Verhindert die Phytinsäure in den Kernen die Aufnahme von Mineralstoffen aus dem Brot?

Melden

Die kurze Antwort lautet: Ja, Phytinsäure bindet Mineralstoffe, aber durch die richtige Zubereitung des Brotes wird dieser Effekt weitgehend neutralisiert.
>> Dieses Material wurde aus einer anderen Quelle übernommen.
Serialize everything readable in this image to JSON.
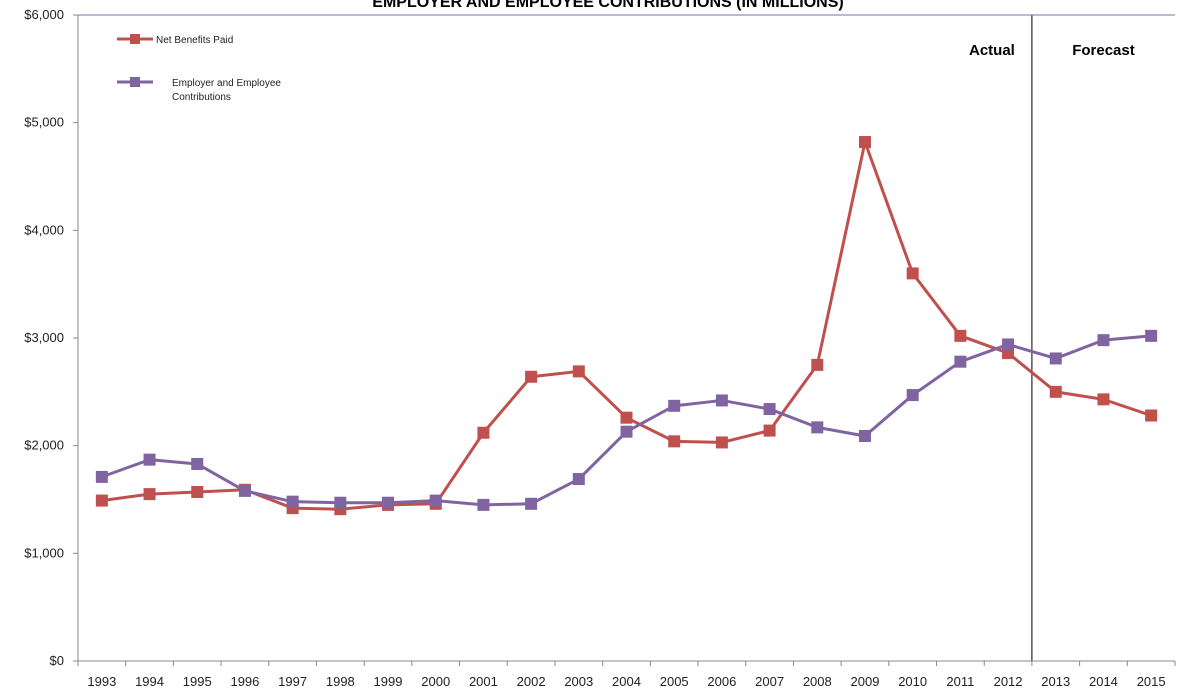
{
  "chart_data": {
    "type": "line",
    "title": "EMPLOYER AND EMPLOYEE CONTRIBUTIONS (IN MILLIONS)",
    "xlabel": "",
    "ylabel": "",
    "categories": [
      "1993",
      "1994",
      "1995",
      "1996",
      "1997",
      "1998",
      "1999",
      "2000",
      "2001",
      "2002",
      "2003",
      "2004",
      "2005",
      "2006",
      "2007",
      "2008",
      "2009",
      "2010",
      "2011",
      "2012",
      "2013",
      "2014",
      "2015"
    ],
    "ylim": [
      0,
      6000
    ],
    "y_ticks": [
      0,
      1000,
      2000,
      3000,
      4000,
      5000,
      6000
    ],
    "y_tick_labels": [
      "$0",
      "$1,000",
      "$2,000",
      "$3,000",
      "$4,000",
      "$5,000",
      "$6,000"
    ],
    "grid": false,
    "legend_position": "top-left",
    "divider_after": "2012",
    "regions": [
      {
        "label": "Actual"
      },
      {
        "label": "Forecast"
      }
    ],
    "series": [
      {
        "name": "Net Benefits Paid",
        "color": "#c0504d",
        "marker": "square",
        "values": [
          1490,
          1550,
          1570,
          1590,
          1420,
          1410,
          1450,
          1460,
          2120,
          2640,
          2690,
          2260,
          2040,
          2030,
          2140,
          2750,
          4820,
          3600,
          3020,
          2860,
          2500,
          2430,
          2280
        ]
      },
      {
        "name": "Employer and Employee Contributions",
        "legend_lines": [
          "Employer and Employee",
          "Contributions"
        ],
        "color": "#8064a2",
        "marker": "square",
        "values": [
          1710,
          1870,
          1830,
          1580,
          1480,
          1470,
          1470,
          1490,
          1450,
          1460,
          1690,
          2130,
          2370,
          2420,
          2340,
          2170,
          2090,
          2470,
          2780,
          2940,
          2810,
          2980,
          3020
        ]
      }
    ]
  }
}
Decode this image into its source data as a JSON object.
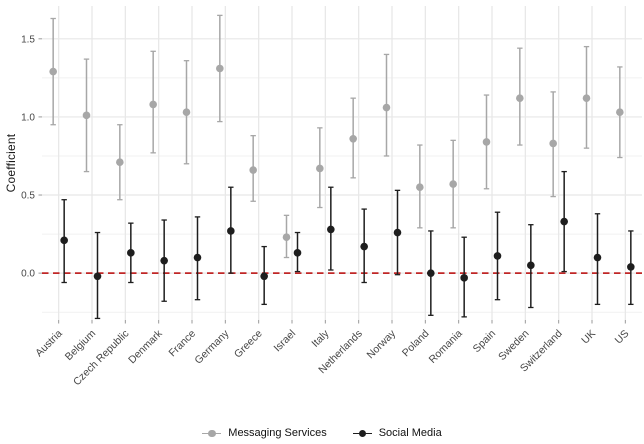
{
  "chart_data": {
    "type": "pointrange",
    "title": "",
    "xlabel": "",
    "ylabel": "Coefficient",
    "ylim": [
      -0.3,
      1.71
    ],
    "yticks": [
      0.0,
      0.5,
      1.0,
      1.5
    ],
    "ytick_labels": [
      "0.0",
      "0.5",
      "1.0",
      "1.5"
    ],
    "minor_gridlines": [
      -0.25,
      0.25,
      0.75,
      1.25
    ],
    "grid": "on",
    "legend_position": "bottom",
    "reference_line": {
      "y": 0.0,
      "style": "dashed",
      "color": "#c02626"
    },
    "categories": [
      "Austria",
      "Belgium",
      "Czech Republic",
      "Denmark",
      "France",
      "Germany",
      "Greece",
      "Israel",
      "Italy",
      "Netherlands",
      "Norway",
      "Poland",
      "Romania",
      "Spain",
      "Sweden",
      "Switzerland",
      "UK",
      "US"
    ],
    "series": [
      {
        "name": "Messaging Services",
        "color": "#a7a7a7",
        "points": [
          {
            "y": 1.29,
            "lo": 0.95,
            "hi": 1.63
          },
          {
            "y": 1.01,
            "lo": 0.65,
            "hi": 1.37
          },
          {
            "y": 0.71,
            "lo": 0.47,
            "hi": 0.95
          },
          {
            "y": 1.08,
            "lo": 0.77,
            "hi": 1.42
          },
          {
            "y": 1.03,
            "lo": 0.7,
            "hi": 1.36
          },
          {
            "y": 1.31,
            "lo": 0.97,
            "hi": 1.65
          },
          {
            "y": 0.66,
            "lo": 0.46,
            "hi": 0.88
          },
          {
            "y": 0.23,
            "lo": 0.1,
            "hi": 0.37
          },
          {
            "y": 0.67,
            "lo": 0.42,
            "hi": 0.93
          },
          {
            "y": 0.86,
            "lo": 0.61,
            "hi": 1.12
          },
          {
            "y": 1.06,
            "lo": 0.75,
            "hi": 1.4
          },
          {
            "y": 0.55,
            "lo": 0.29,
            "hi": 0.82
          },
          {
            "y": 0.57,
            "lo": 0.29,
            "hi": 0.85
          },
          {
            "y": 0.84,
            "lo": 0.54,
            "hi": 1.14
          },
          {
            "y": 1.12,
            "lo": 0.82,
            "hi": 1.44
          },
          {
            "y": 0.83,
            "lo": 0.49,
            "hi": 1.16
          },
          {
            "y": 1.12,
            "lo": 0.8,
            "hi": 1.45
          },
          {
            "y": 1.03,
            "lo": 0.74,
            "hi": 1.32
          }
        ]
      },
      {
        "name": "Social Media",
        "color": "#1e1e1e",
        "points": [
          {
            "y": 0.21,
            "lo": -0.06,
            "hi": 0.47
          },
          {
            "y": -0.02,
            "lo": -0.29,
            "hi": 0.26
          },
          {
            "y": 0.13,
            "lo": -0.06,
            "hi": 0.32
          },
          {
            "y": 0.08,
            "lo": -0.18,
            "hi": 0.34
          },
          {
            "y": 0.1,
            "lo": -0.17,
            "hi": 0.36
          },
          {
            "y": 0.27,
            "lo": 0.0,
            "hi": 0.55
          },
          {
            "y": -0.02,
            "lo": -0.2,
            "hi": 0.17
          },
          {
            "y": 0.13,
            "lo": 0.01,
            "hi": 0.26
          },
          {
            "y": 0.28,
            "lo": 0.02,
            "hi": 0.55
          },
          {
            "y": 0.17,
            "lo": -0.06,
            "hi": 0.41
          },
          {
            "y": 0.26,
            "lo": -0.01,
            "hi": 0.53
          },
          {
            "y": 0.0,
            "lo": -0.27,
            "hi": 0.27
          },
          {
            "y": -0.03,
            "lo": -0.28,
            "hi": 0.23
          },
          {
            "y": 0.11,
            "lo": -0.17,
            "hi": 0.39
          },
          {
            "y": 0.05,
            "lo": -0.22,
            "hi": 0.31
          },
          {
            "y": 0.33,
            "lo": 0.01,
            "hi": 0.65
          },
          {
            "y": 0.1,
            "lo": -0.2,
            "hi": 0.38
          },
          {
            "y": 0.04,
            "lo": -0.2,
            "hi": 0.27
          }
        ]
      }
    ],
    "colors": {
      "grid_major": "#e7e7e7",
      "grid_minor": "#f1f1f1",
      "tick": "#9a9a9a",
      "tick_label": "#474747",
      "background": "#ffffff"
    }
  }
}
Hier ist die detaillierte Erklärung, wie Phytinsäure funktioniert und warum Sie sich bei gutem Brot meist keine Sorgen machen müssen:

1. Was macht Phytinsäure genau?

Phytinsäure kommt natürlicherweise in den Randschichten von Getreide, Hülsenfrüchten und Kernen vor. Sie dient der Pflanze als Speicher für Phosphor. Die Säure hat die Eigenschaft, Mineralstoffe wie Zink, Eisen, Magnesium und Calcium fest an sich zu binden. Es entstehen sogenannte Phytate. Da unser Körper nicht über ausreichend körpereigene Enzyme (Phytasen) verfügt, um diese Verbindung zu lösen, werden die Mineralstoffe ungenutzt wieder ausgeschieden.

2. Die Lösung: Lange Teigführung und Sauerteig

In den Kernen und im Getreide steckt auch das Enzym Phytase, das die Phytinsäure abbauen kann. Dieses Enzym benötigt jedoch Zeit und ein leicht saures Milieu, um aktiv zu werden.

  • Sauerteigführung: Dies ist die effektivste Methode. Die Milchsäurebakterien im Sauerteig senken den pH-Wert, was die Phytase aktiviert. Bei einer traditionellen Sauerteigführung von mehreren Stunden wird ein Großteil der Phytinsäure abgebaut. Die Mineralstoffe werden dadurch "freigesetzt" und für den Körper bioverfügbar.
  • Lange Hefe-Teigführung: Auch bei Hefeteigen baut sich Phytinsäure ab, sofern der Teig mehrere Stunden (statt nur 30-60 Minuten) gehen darf.
  • Industriebrot: Problematisch ist oft billiges Supermarktbrot oder Aufbackware. Hier wird mit viel Hefe und Zusatzstoffen die Gehzeit extrem verkürzt. Die Phytinsäure bleibt fast vollständig erhalten, weshalb die Mineralstoffe aus diesen Broten schlechter aufgenommen werden können.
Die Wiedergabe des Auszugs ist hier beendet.